Enviada em 02/06/2021

Na ditadura militar, em 1964, pessoas com quaisquer “anormalidades” eram submetidas à “experiências científicas”. No entanto, no Brasil, a homofobia ainda é vista como uma “anormalidade” que precisa ser contida, uma sexualidade que precisa ser exterminada; trazendo como consequência não só o crescente aumento no número de assassinatos, mas também vários indivíduos excluídos da sociedade. Logo, faz-se fundamental a análise das principais causas, consequências e possíveis medidas a esse impasse.

Diante desse cenário, vale destacar que os relacionamentos homossexuais são abominados pelas religiões, ou seja, relações desse tipo não podem e nem devem acontecer. Dessa maneira, é evidente que a homofobia é fomentada pelos religiosos, que faz com que o ódio seja cada vez mais alimentado e perdurado pelos seguintes anos, ocasionando a chamada “justiça” pelas próprias mãos. Tais circunstâncias, acarretam no crescente aumento no número de assassinatos e altos índices de discriminação. É inadmissível, portanto, que as igrejas continuem propagando a disseminação do ódio entre os fiéis e que os façam rejeitar o “diferente”.

Além disso, é válido ressaltar que na Constituição Federal, de 1988, não existem leis que penalizem severamente os agressores de homossexuais. Desse modo, é notório que as relações homoafetivas serão sempre perseguidas e excluídas, já que elas não possuem o apoio do governo para se manterem seguros perante a sociedade. Diante disso, é notável que a homossexualidade, no Brasil, é vista como uma “doença” que precisa ser curada, levando aos outros indivíduos a menosprezar tais pessoas. É inaceitável que o Governo Federal não crie leis para assegurar a integridade destes cidadãos.

Diante do exposto, é visto que odiar alguém só pela diferença da sexualidade até chegar ao ponto de matar, é uma doença que precisa ser combatida, urgentemente.
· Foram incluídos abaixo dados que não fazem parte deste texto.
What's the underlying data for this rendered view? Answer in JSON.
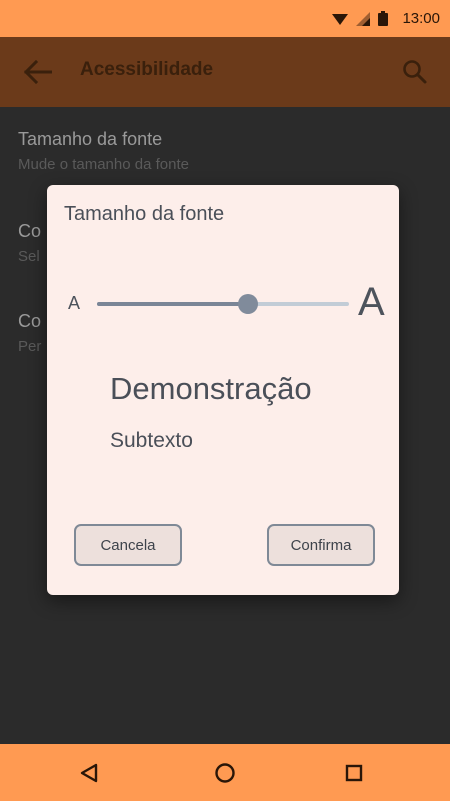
{
  "status_bar": {
    "time": "13:00",
    "icons": [
      "wifi-icon",
      "signal-icon",
      "battery-icon"
    ]
  },
  "app_bar": {
    "title": "Acessibilidade",
    "icons": [
      "back-arrow-icon",
      "search-icon"
    ]
  },
  "settings_list": [
    {
      "title": "Tamanho da fonte",
      "subtitle": "Mude o tamanho da fonte"
    },
    {
      "title": "Co",
      "subtitle": "Sel"
    },
    {
      "title": "Co",
      "subtitle": "Per"
    }
  ],
  "dialog": {
    "title": "Tamanho da fonte",
    "small_a": "A",
    "large_a": "A",
    "slider_level": 0.6,
    "preview_title": "Demonstração",
    "preview_subtitle": "Subtexto",
    "cancel_label": "Cancela",
    "confirm_label": "Confirma"
  },
  "nav_bar": {
    "icons": [
      "back-triangle-icon",
      "home-circle-icon",
      "recents-square-icon"
    ]
  },
  "colors": {
    "status_bar": "#ff9a52",
    "app_bar": "#6b3a1a",
    "dialog_bg": "#fdeeea",
    "accent": "#7a8596"
  }
}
Dessa forma, o governo deve elaborar projetos que visem a proteção dessas pessoas, juntamente, com leis que punam severamente assassinatos contra essas pessoas, através de debates, palestras e sanções aprovodas pelo poder legislativo. Portanto, espera-se alcançar com isto, alcançar uma sociedade mais empática, harmônica e com poucos índices de assassinatos.